Der Prophet Jeremia, d. h. Jehova schleudert Blitze oder, nach anderer Aussprache, Jehova ist erhaben, ein Sohn Hilkias, war aus Anatot gebürtig (jetzt Anâta, 5 km nordnordöstlich von Jerusalem), im Stamme Benjamin, und gehörte einem priesterlichen Geschlechte an. Er war unverheiratet (16, 2) und wurde im 13. Jahre des Königs Josia (628), als er noch jung war, zum Propheten berufen, so daß er im 3. Jahre Jojakims (605) schon 23 Jahre lang prophetisch gewirkt hatte (vgl. 25, 1-3). Die Anfänge Jeremias fallen mithin in die Zeit, wo in Ägypten Psamtik I. (der Anfänger der 26. der saitischen Dynastie), nachdem er mit der Dodekarchie aufgeräumt, als Alleinherrscher vom ersten Katarakt bis zum Mittelmeere glänzend regierte, seine Herrschaft noch weiter südwärts ausdehnend und auch das philistäische Ašdōd* bezwingend, die Schlüsselfeste Syriens.
*) philistäisch Ašdūd, hebräisch
Die Skythen**, die zwischen 630 und 620 bis an die Grenzen Ägyptens verheerend vordrangen, fand er gütlich ab; da ihm aber infolge seiner Begünstigung der Griechen im eigenen Lande Schwierigkeiten erwuchsen, konnte er sich in den Kampf der erstarkenden Meder und Chaldäer gegen das alternde Assyrerreich nicht einmischen.

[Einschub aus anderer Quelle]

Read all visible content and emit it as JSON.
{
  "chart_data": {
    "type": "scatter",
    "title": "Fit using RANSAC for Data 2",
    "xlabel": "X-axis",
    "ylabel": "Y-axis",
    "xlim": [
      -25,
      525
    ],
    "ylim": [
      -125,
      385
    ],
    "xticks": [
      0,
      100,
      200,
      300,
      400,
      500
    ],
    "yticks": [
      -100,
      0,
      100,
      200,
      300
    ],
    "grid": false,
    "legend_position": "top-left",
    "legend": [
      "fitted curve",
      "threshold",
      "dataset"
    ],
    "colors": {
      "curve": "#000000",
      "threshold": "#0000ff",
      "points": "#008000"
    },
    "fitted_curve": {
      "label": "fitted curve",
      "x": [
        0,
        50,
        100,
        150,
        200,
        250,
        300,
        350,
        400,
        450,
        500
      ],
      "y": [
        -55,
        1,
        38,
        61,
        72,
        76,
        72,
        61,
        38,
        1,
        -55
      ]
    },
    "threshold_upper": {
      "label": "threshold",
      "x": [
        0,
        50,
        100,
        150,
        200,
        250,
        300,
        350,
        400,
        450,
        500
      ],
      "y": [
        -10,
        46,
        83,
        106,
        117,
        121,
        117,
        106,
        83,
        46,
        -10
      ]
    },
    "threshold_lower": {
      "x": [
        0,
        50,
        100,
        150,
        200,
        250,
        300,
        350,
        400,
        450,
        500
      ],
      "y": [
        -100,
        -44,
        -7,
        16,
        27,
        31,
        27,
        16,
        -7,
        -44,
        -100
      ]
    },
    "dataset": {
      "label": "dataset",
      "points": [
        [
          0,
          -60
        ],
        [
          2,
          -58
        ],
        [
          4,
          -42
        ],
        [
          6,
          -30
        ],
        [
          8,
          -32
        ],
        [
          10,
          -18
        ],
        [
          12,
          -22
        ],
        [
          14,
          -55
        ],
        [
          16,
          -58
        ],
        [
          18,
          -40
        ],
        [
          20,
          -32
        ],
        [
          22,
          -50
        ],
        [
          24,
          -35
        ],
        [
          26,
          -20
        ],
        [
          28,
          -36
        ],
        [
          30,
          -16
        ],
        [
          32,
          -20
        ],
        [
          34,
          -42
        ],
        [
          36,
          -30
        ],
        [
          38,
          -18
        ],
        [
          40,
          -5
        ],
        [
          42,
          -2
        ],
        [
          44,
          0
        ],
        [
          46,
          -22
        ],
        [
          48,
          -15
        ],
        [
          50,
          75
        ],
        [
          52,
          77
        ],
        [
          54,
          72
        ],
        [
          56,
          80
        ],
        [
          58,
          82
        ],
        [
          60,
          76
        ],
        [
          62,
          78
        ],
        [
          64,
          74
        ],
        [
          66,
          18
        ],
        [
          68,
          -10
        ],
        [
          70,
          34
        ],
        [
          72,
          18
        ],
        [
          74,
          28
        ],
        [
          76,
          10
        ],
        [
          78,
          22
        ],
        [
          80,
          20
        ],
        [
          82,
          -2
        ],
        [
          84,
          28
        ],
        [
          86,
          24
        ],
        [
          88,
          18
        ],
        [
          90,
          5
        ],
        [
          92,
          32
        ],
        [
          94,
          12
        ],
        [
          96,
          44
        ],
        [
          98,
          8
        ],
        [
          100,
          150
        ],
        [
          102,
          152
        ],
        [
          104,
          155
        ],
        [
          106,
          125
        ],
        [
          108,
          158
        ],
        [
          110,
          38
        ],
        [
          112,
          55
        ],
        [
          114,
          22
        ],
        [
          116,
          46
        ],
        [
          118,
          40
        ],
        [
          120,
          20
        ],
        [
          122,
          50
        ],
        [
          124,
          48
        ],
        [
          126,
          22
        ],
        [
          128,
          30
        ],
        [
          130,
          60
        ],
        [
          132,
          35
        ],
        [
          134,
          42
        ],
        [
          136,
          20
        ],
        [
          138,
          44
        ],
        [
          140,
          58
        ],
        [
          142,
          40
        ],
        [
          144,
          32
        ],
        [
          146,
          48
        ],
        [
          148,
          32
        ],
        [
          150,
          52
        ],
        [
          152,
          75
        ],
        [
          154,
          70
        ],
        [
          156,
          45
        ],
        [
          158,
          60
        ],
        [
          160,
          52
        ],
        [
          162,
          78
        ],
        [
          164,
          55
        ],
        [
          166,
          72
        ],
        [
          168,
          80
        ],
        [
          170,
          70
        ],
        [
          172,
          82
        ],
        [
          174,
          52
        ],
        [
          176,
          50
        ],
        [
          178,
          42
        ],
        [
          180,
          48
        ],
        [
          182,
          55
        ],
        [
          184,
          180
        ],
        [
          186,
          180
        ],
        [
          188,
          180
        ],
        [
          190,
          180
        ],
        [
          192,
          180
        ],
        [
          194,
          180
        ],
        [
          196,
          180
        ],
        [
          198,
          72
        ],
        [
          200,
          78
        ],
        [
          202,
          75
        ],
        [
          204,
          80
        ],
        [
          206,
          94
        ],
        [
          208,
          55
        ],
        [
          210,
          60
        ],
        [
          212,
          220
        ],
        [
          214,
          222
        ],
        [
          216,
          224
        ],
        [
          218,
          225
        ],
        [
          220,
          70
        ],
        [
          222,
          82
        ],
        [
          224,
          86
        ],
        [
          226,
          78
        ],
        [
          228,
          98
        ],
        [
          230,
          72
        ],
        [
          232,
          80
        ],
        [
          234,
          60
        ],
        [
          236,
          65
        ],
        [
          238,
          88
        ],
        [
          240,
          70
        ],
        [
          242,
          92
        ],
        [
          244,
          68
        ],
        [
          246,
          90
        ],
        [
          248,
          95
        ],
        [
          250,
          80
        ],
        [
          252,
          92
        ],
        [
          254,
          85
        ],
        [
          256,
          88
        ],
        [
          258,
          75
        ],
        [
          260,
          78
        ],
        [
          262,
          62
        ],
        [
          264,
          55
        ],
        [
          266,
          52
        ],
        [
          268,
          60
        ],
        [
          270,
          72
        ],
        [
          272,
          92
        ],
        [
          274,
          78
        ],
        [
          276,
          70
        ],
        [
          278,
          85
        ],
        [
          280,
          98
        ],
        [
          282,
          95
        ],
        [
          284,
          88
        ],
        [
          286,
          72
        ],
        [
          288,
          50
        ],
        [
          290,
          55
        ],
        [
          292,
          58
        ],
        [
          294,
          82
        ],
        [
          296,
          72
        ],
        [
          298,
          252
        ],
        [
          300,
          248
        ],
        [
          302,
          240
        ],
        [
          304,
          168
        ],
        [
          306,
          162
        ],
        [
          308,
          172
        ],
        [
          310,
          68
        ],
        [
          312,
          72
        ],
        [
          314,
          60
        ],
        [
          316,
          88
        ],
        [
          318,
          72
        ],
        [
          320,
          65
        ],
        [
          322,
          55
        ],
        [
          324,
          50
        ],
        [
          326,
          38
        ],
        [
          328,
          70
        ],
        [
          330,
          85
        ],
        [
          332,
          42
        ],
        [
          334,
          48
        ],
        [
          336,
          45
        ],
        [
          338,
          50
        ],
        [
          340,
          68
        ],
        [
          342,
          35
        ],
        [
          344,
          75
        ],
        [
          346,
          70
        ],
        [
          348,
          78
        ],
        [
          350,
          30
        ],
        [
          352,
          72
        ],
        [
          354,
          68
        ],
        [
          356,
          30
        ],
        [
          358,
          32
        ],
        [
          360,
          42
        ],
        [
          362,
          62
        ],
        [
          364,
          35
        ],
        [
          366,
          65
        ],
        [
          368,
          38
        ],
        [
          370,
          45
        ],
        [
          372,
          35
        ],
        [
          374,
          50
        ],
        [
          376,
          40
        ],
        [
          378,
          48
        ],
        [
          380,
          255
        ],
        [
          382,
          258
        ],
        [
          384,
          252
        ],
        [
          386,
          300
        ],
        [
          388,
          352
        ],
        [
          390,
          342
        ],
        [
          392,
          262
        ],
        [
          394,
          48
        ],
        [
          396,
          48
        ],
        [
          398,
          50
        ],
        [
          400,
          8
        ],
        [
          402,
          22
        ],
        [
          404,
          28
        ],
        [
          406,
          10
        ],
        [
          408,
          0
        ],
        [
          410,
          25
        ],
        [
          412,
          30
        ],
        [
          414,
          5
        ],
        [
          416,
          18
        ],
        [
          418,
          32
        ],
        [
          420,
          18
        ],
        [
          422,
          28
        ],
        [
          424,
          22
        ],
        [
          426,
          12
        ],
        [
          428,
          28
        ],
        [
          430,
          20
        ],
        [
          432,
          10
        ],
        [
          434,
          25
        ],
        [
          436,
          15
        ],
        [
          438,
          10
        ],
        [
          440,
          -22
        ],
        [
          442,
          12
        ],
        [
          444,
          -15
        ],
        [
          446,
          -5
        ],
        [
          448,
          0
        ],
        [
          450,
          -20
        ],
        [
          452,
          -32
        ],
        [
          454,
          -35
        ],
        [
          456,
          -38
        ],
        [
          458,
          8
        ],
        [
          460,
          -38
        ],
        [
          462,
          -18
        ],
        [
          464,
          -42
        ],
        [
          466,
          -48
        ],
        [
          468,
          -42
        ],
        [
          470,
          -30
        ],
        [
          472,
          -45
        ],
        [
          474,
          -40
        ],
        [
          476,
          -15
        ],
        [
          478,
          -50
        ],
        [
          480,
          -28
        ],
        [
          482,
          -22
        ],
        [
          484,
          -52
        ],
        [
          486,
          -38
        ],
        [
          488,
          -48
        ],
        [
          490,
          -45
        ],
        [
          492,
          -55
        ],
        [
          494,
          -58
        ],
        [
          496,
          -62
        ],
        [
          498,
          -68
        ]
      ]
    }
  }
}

**) siehe Jansen-Winkeln, Karl: Psametik I., die Skythen und der Untergang des Assyrerreiches (Archiv UB-HD)
Im Jahre 625 wurde Nabopolassar unabhängiger König von Babel; erst 609 unternahm Psamtiks Nachfolger Necho II. einen asiatischen Feldzug, um das damals noch den Assyrern unterworfene Syrien wieder zu erobern. In Juda hatte inzwischen unter Mitwirkung von prophetischen Männern König Josia den Kultus gereinigt und streng einheitlich gestaltet (623ff). Dieser tüchtige König stellte sich dem ägyptischen Heere entgegen, verlor aber bei Megiddo Schlacht und Leben (2. Kön. 23, 29.30); an seiner Stelle wurde durch das Volk des Landes also wohl ziemlich tumultuarisch ein jüngerer Sohn Josias (Joahas) auf den Thron gesetzt, den schon nach drei Monaten Pharao Necho II. zu Ribla im Lande Hamath gefangen nahm, indem er Juda zugleich eine schwere Kontribution auferlegte und den älteren Sohn Josias Eljakim einsetzte, der als König den Namen Jojakim führte (608-597, vgl. 2. Kön. 23, 31-36). Trotz des ernsten Widerspruchs von Jeremia, der sich damit heftige Verfolgungen zuzog, begünstigte er den Götzendienst, und die guten Früchte der Josianischen Reform gingen unter ihm bald wieder verloren. ─ Als nun die Herrschaft in Asien endgültig von Assur an Babel überging, konnten sich die Ägypter nicht länger in Syrien halten, sondern mußten infolge der Niederlage, die ihnen Nabopolassars Sohn Nebukadnezar, damals noch nicht selbst König, 605 bei Karkemisch am Euphrat beibrachte, ihren ganzen asiatischen Besitz fahren lassen.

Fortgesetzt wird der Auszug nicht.